The Lebanese Shia Islamist militant group Hezbollah is becoming more aggressively involved in Syria’s civil war, which threatens to reopen the old wounds of Lebanon’s 1975–1990 civil war.
Hundreds of Hezbollah militants have joined the regime’s offensive to recapture the strategic Syrian town of Qusair, which sits astride an important rebel supply route from Lebanon and near the main highway connecting Damascus with Syria’s northern cities and the western heartland of the Alawite minority sect that dominates the Assad regime. Hezbollah guerillas are skilled in urban warfare and well-versed in terrorist techniques that could greatly assist Bashar al-Assad’s efforts to suppress the rebellion.
On Saturday, Hezbollah leader Hassan Nasrallah gave a defiant speech in which he finally stopped denying Hezbollah’s involvement in Syria and proclaimed, “We will be the ones to bring victory.” Nasrallah’s belligerent declaration undermined the Lebanese government’s policy of “disassociation” in the two-year-old revolt against Syria’s Assad regime.
On Sunday, Lebanon’s capital city was hit by rockets that exploded near Hezbollah’s headquarters in southern Beirut. Three Lebanese soldiers were killed Tuesday in a drive-by shooting near the border town of Aarsal, a bastion of support for Syria’s rebellion where thousands of Syrian refugees have found sanctuary.
The leader of the Free Syrian Army threatened on Tuesday to “chase Hezbollah to hell” if its forces are not withdrawn from Syria. General Salim Idriss, leader of the rebel Supreme Military Council, issued an ultimatum calling for Hezbollah to withdraw from Syria within 24 hours or face further attacks.
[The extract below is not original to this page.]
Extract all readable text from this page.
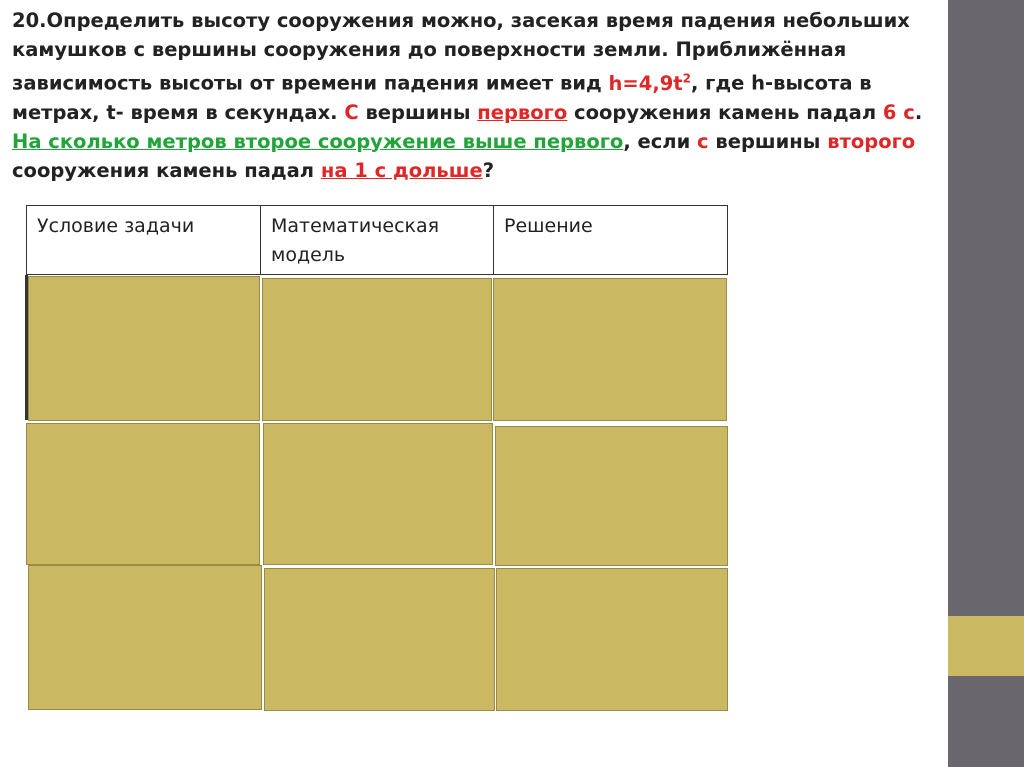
20.Определить высоту сооружения можно, засекая время падения небольших камушков с вершины сооружения до поверхности земли. Приближённая зависимость высоты от времени падения имеет вид $h=4,9t^2$, где h-высота в метрах, t- время в секундах. С вершины первого сооружения камень падал 6 с. На сколько метров второе сооружение выше первого, если с вершины второго сооружения камень падал на 1 с дольше?

Условие задачи	Математическая модель
Решение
Hezbollah’s aggressive involvement in Syria’s civil war is ripping the scars off Lebanon’s civil war, which paralyzed the country between 1975 and 1990. Syria, which launched a military intervention in 1976 ostensibly to help stabilize Lebanon, used its military dominance to turn Lebanon into a satellite. After Syrian troops were forced to leave in 2005, Hezbollah pushed its way to power, backed by Syria and Iran. Now Hezbollah is returning the favor by supporting the beleaguered Assad regime, in close coordination with Iran.
Hezbollah’s intervention in Syria is one more reason that the European Union should impose sanctions on it and designate it as a terrorist organization. After all, Hezbollah was responsible for the deaths of hundreds of Europeans going back to the 1980s and collaborated with Iran and Iraqi Shia militias to kill U.S. and European troops in Iraq.
More importantly, Hezbollah’s escalating military support for the Assad regime should be one more factor prompting the Obama Administration to end its passive approach to the Syrian crisis. The Administration initially punted the ball to the U.N. Security Council, where Russia and China vetoed effective action, and has more recently based its policy on a regional peace conference co-sponsored by Russia that has little chance of success.
Instead of blindly trusting Moscow to help ease its only remaining Arab ally out of power, Washington should work closely with Israel, Jordan, Turkey, and other willing allies to contain the destabilizing spillover effects of the Syrian civil war, accelerate the fall of Assad, and strengthen the legitimate opposition forces inside Syria.